A number of important matters have been included from the formal consultation process including the following:

  • Whether to widen the scope of the Act to include:

– Partly oral and entirely oral contracts. The government is to consider further the possibility of amending the Act by primary legislation. The January 2006 paper says that “This is likely to be a matter for consultation in the future”. The government wants to change the Act by Regulatory Reform Order but this is only available for reducing regulatory burdens (whereas such a change would extend them).

– PFI/PPP project agreements, contracts in respect of residential buildings for owner-occupiers and contracts for operations related process plant. The government ruled out extending the scope of the Act to cover such contracts in October 2004.

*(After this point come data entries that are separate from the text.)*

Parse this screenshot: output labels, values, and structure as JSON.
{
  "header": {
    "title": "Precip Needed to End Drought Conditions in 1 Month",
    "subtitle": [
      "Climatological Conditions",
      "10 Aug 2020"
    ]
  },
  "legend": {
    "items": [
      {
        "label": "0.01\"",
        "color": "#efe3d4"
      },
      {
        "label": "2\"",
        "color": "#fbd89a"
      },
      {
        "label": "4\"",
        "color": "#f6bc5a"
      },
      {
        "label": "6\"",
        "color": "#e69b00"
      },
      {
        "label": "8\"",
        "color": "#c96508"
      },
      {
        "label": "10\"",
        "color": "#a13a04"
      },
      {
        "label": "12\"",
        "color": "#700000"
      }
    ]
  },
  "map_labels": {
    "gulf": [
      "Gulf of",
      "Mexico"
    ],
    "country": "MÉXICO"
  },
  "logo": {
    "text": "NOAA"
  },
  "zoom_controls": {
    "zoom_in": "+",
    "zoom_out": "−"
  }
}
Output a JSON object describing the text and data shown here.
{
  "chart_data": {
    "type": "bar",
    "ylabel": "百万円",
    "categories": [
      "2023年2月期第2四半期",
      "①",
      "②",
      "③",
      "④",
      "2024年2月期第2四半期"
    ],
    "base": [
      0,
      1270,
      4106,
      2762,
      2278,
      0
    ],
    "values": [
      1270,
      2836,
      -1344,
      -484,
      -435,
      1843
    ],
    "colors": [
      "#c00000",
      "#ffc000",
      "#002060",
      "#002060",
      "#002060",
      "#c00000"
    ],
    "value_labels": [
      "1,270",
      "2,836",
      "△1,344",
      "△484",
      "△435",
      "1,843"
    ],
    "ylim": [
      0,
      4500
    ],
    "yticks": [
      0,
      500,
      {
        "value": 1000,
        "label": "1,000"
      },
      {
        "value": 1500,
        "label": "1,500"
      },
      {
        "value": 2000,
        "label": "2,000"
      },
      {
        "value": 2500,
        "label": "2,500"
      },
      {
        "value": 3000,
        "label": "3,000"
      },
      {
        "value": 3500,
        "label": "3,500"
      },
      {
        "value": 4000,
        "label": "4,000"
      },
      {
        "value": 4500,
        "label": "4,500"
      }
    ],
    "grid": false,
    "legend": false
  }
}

  • Whether to provide a statutory limit on payment period lengths. The government ruled out legislative change on this in the March 2005 consultation paper.
  • Whether to empower payers to redirect payments owed to insolvent contractors to their creditor sub-contractors and suppliers. Again the government ruled out action on this in the March 2005 consultation paper.
  • Whether to introduce a single set of procedural rules for all adjudications. The January 2006 paper says that “The industry may wish to consider whether to bring its own standard adjudication procedures more closely into line with one another”.

What’s next?

In Spring 2006 another consultation paper on amendments is due. From the results of that paper conclusions should be drawn in time for the 2006-7 parliamentary session.